Cela veut donc dire qu'il faudra présenter des séquelles très graves ( il faut un taux d'IPP supérieur à 24 % ou une ITT d'au moins 6 mois consécutifs ou non consécutifs sur 12 mois, inaptitude à exercer une activité professionnelle ou manifestations de troubles particulièrement graves dans vos conditions d'existence) pour prétendre à une indemnisation.
Ce taux d'IPP. supérieur à 24% va ainsi exclure plus de 70 à 80 % des victimes d'erreurs médicales du principe d'indemnisation prévu par la loi.
Seuls, les patients présentant des séquelles d'une gravité très importante (amputation, paralysie, atteinte de plusieurs fonctions) peuvent prétendre à l'indemnisation.

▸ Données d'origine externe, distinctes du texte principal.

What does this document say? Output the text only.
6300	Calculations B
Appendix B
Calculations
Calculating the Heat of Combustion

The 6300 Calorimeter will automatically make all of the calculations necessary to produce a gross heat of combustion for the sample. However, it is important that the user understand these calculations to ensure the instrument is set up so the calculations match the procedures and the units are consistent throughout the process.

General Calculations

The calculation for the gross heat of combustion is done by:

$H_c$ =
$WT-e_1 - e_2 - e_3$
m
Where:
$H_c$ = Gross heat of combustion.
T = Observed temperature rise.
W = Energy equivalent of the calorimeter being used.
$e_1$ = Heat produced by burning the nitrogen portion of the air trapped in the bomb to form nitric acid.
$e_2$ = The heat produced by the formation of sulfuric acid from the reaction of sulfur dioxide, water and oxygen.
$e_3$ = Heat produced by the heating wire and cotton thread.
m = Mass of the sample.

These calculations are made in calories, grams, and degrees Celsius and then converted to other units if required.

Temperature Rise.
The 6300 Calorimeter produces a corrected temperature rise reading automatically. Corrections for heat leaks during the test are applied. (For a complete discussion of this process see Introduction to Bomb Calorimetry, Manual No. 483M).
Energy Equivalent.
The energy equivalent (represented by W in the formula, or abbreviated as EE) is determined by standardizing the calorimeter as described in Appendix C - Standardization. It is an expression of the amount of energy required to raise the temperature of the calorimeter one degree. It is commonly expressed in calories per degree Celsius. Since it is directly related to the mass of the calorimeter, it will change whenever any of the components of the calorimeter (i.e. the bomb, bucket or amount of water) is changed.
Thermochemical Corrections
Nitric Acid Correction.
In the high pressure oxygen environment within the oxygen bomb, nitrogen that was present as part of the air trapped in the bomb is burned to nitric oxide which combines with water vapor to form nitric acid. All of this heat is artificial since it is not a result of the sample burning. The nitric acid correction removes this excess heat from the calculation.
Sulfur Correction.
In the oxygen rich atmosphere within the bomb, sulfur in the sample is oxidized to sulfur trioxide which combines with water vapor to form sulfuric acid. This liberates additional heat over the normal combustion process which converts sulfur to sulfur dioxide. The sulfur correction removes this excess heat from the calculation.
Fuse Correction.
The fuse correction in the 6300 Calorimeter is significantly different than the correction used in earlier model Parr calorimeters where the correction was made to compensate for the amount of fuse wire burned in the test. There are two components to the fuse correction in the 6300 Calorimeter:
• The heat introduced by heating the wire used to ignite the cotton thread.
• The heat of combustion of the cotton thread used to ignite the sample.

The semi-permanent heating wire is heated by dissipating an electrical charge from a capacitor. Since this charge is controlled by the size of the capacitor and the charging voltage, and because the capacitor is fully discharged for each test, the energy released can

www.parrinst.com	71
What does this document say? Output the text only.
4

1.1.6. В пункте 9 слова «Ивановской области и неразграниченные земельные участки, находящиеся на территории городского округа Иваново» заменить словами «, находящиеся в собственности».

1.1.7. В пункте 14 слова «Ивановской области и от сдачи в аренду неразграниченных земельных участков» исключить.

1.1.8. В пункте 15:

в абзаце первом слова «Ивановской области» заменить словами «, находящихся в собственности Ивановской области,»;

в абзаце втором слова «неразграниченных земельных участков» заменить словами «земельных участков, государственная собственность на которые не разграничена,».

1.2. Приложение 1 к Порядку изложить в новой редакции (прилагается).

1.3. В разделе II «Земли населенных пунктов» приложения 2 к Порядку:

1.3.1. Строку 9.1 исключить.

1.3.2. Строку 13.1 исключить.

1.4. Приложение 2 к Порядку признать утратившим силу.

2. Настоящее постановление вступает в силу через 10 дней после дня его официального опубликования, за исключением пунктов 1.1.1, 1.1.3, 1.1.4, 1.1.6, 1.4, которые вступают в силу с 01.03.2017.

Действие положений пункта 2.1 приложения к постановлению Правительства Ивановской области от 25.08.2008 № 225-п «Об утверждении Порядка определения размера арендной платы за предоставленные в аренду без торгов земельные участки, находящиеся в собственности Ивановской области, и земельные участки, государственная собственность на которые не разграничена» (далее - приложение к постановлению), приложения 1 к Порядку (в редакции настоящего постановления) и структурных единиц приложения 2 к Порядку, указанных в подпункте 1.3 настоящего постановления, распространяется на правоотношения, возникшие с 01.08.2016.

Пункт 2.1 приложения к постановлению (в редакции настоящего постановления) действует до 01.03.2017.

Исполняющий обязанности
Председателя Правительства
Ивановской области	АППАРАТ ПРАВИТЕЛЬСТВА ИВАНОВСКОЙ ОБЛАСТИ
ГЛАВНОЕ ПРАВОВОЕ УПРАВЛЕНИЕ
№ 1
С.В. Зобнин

Une fois de plus, la grande majorité des victimes d'erreurs médicales n'est pas pris en compte et doit avoir recours à la justice pour obtenir gain de cause.
En résumé, pour avoir la possibilité de faire appel à la CRCI il faut que le dommage que vous subissez représente une gravite importante (IPP supérieure à 24% ou une ITT d'au moins 6 mois consécutifs ou non consécutifs sur 12 mois, inaptitude à exercer une activité professionnelle ou manifestations de troubles particulièrement graves dans vos conditions d'existence.
Les CRCI pourront l'interpréter à leur guise.